Артель лесорубов отказалась покинуть остров и тем более отправиться вверх по реке. На верфи плотники разлеглись внутри корпуса куттера, который они в то время строили, а бочары пошли прочь от недоделанных бочек, напоминающих полураскрытые бутоны, и никакие угрозы, никакие мольбы не заставили никого пошевелить хоть мизинцем, так что вскоре весь остров замер и все — как надсмотрщики, так и их подопечные — просто ждали, что будет.

Но вот Муша Пуг выкатил бочонок с ромом, потом другой и пошёл по кругу, угощая и пильщиков, и корабелов, и бочаров — словом, всех работников верфи, говоря им, что добрые каторжане кобберы не должны быть доносчиками. Потом подошли солдаты, но только затем, чтобы забрать бочонок себе в казарму, где и сидели, как мыши, тихо выпивая, кто — чтобы обрести мужество, а кто — дабы забыться. К заходу солнца весь остров был вдрызг пьяным, все разговоры сводились к безумным мечтам о новой жизни, все глаза пристально наблюдали за горным массивом на востоке, ожидая разглядеть в дыму хоть какой-нибудь знак скорейшего пришествия Брейди, и даже я, сидя в камере смертников среди кромешной тьмы и ожидая назначенной на утро казни, не мог подавить слабый всплеск надежды.

 

IV

Никто из горстки уцелевших не мог впоследствии толком описать, что творилось на острове, ибо слишком много жутких картин предстало их взорам, странных и ужасных видений, вкруг коих вздымались огненные столпы адского пламени, трепещущего на ветру, словно покрытые пухом морских птиц Комендантовы эполеты.

Никто не мог изобразить всё таким, каким увидел это я — на восьмой день после того, как занялось пламя пожара, то есть за считанные часы до казни, когда стоял голый в своей ставшей духовым шкапом камере, то и дело приникая к тёмной щели в низу двери, ибо слабейший сквознячок казался мне живительным бризом, тогда как повсюду бушевал огненный мистраль, правя свой неторопливый бал.

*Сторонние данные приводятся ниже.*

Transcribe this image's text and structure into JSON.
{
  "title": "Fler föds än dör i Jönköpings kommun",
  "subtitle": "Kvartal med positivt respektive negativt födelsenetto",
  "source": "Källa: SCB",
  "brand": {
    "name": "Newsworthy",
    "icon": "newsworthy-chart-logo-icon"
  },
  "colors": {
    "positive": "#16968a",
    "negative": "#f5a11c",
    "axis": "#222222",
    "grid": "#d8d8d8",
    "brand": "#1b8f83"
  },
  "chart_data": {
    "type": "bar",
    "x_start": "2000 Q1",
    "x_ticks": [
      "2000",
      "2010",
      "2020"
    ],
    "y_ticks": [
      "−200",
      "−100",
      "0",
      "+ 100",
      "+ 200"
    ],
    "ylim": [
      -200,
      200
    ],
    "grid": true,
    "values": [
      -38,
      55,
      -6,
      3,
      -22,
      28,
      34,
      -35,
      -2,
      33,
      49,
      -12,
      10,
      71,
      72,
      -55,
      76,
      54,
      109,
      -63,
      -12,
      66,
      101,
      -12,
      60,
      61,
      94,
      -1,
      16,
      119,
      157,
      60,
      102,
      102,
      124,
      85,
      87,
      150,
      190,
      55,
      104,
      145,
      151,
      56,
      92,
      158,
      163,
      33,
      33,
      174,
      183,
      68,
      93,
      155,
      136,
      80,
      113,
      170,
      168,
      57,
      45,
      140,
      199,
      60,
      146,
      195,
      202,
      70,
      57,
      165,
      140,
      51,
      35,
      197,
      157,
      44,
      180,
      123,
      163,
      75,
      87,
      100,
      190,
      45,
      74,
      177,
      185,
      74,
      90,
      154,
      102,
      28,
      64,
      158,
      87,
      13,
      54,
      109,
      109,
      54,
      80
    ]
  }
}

Изобразить задыхающихся от дыма птиц — туземных стрижей и зелёных попугайчиков, которых ещё не успели раскрасить, соек, которых ещё не успели съесть, всевозможных морских орлов и чёрных какаду, веерохвостых голубей и сизых крапивников. Они падали замертво прямо в кипящее море. Во время отлива их тушки кольцом опоясали остров, образовав бон, о который разбивались наши тщетные мечты, ибо всё ещё только начинало дымиться, бежать было некуда и оставалось лишь бросать мёртвых почерневших птиц в пламя, которое обещало вскоре распространиться на весь Сара-Айленд.

Наблюдать, как сразу весь остров уподобился пещи огненной, где языки пламени слились в одно адское пекло и страданиям не было ни конца ни края, где всё существовало лишь для того, чтобы служить новым топливом, чтобы огонь продвигался вперёд, пока не прорвётся в самое сердце колонии.

Видеть, как вся и всё стало только огнём, ветром да дымом, горьким, как грех, густым, словно грязь; следить, как жар воспламеняет кожу, опаливает волосы и там, где прошёлся его язык, становится красным-красно.

Описать возникающие в дыму силуэты людей, которые мечутся, попадая из огня прямо в полымя, ибо ничего иного не было в этом мальстрёме, этой круговерти. И несчастных солдат с каторжниками, у коих опустились руки перед лицом необоримой огненной бури, кои сложили оружие в неравной битве и все силы употребили на то, чтобы пробиться к пристани, образовав разноцветную мешанину из красных мундиров и канареечно-жёлтых бушлатов, пчелиный рой страха, движущийся к воде, дабы укрыться за молом, искать спасения от адского жара в воде, и все, кто ещё был жив, сожалели об этом.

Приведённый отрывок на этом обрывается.